Well if it's not possible to mod a general nerf to puppets, then this is certainly something to bear in mind.

Also adjustable is ConquestProb which controls how likely a building is to be destroyed at conquest; right now, all culture buildings get automatically destroyed (they're set at 0%), while most other buildings have a 2/3 chance of survival (set at 66%).
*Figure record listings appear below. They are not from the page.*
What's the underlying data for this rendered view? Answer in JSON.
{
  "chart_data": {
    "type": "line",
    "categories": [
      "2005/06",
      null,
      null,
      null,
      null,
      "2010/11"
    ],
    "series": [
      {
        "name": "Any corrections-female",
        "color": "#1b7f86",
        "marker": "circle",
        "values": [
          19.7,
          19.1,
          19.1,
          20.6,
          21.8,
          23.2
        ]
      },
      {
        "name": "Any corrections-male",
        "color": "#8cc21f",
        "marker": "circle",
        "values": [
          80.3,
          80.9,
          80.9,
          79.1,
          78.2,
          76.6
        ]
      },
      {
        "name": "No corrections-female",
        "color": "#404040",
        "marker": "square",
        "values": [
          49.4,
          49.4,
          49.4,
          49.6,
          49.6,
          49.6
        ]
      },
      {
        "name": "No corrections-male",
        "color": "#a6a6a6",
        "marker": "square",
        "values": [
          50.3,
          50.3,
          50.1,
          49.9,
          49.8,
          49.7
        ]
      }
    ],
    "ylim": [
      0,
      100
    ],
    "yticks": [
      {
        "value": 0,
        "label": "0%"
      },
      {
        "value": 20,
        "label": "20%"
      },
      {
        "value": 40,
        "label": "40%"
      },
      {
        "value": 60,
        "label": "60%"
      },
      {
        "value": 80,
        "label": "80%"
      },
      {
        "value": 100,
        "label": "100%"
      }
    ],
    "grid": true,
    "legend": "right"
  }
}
Set culture buildings to 66% (or maybe 50%) and the fact that they will be much less likely to be constructed won't be as painful.

Alternatively, monuments could be set to 100% while all other culture buildings remain at 0%.
 
Sorry, I think I've been unclear here.
What I was trying to say is that I don't think the solution is some "intermediate" flavor value, which is very difficult to interpret without knowing a lot of details about the AI code. If you set the flavor value to -50, its also probably the case that they'll never build any culture building, unless its a 10 hammer building with no maintenance cost that gives +300 culture per turn. I don't know exactly how the AI weights "value" vs "flavor" instructions. If you set the flavor code to -5, they still probably won't build culture buildings, but they might, if it seems to be valuable enough given other construction options.

Its cool if you disagree, I just wanted to be clear.

Maybe I've misunderstood what you meant by "south of 100".


I disagree. 2 culture relative to 0 is a much bigger difference than 10 culture relative to 8.

But anyway, the key point is whether puppets should be hard-code blocked from ever building any structure that has a flavor_culture value (which is only the same as a building that actually gives culture if you make sure its that way in the xml; for example, its possible that a Wat doesn't have a flavor_culture value even though it provides culture, in which case the AI could still build it even with -100 flavor_culture).

Thanks for clarifying the first point. Now I see what you mean.

You could well be right that this is not the optimal way to nerf puppets. In my mind we are looking for something that makes them second-rate compared to an annexed city. The downside to annexing is the cost of a courthouse, and that puppets don't count against culture. Courthouse costs may well be a roughly even trade for the advantage of controlling production. It's the free culture that makes them so valuable. That's why I prefer the "-100" method over nothing - it solves the bigger problem. But I can see why it's not ideal.

The reason I don't think the +2 culture matters too much is because it's not going to add up to that many meaningful tiles or extra SP's. Again, it's definitely a buff for France, but not one that puts them at the head of the pack. But the main thing is that it breaks up the culture victory exploit, even for France.
 
In my mind we are looking for something that makes them second-rate compared to an annexed city.
Well, a yield nerf does this in my mind. -30% production, gold and culture is a pretty big hit.

I take your point that stopping them constructing culture buildings isn't a bad backup option though.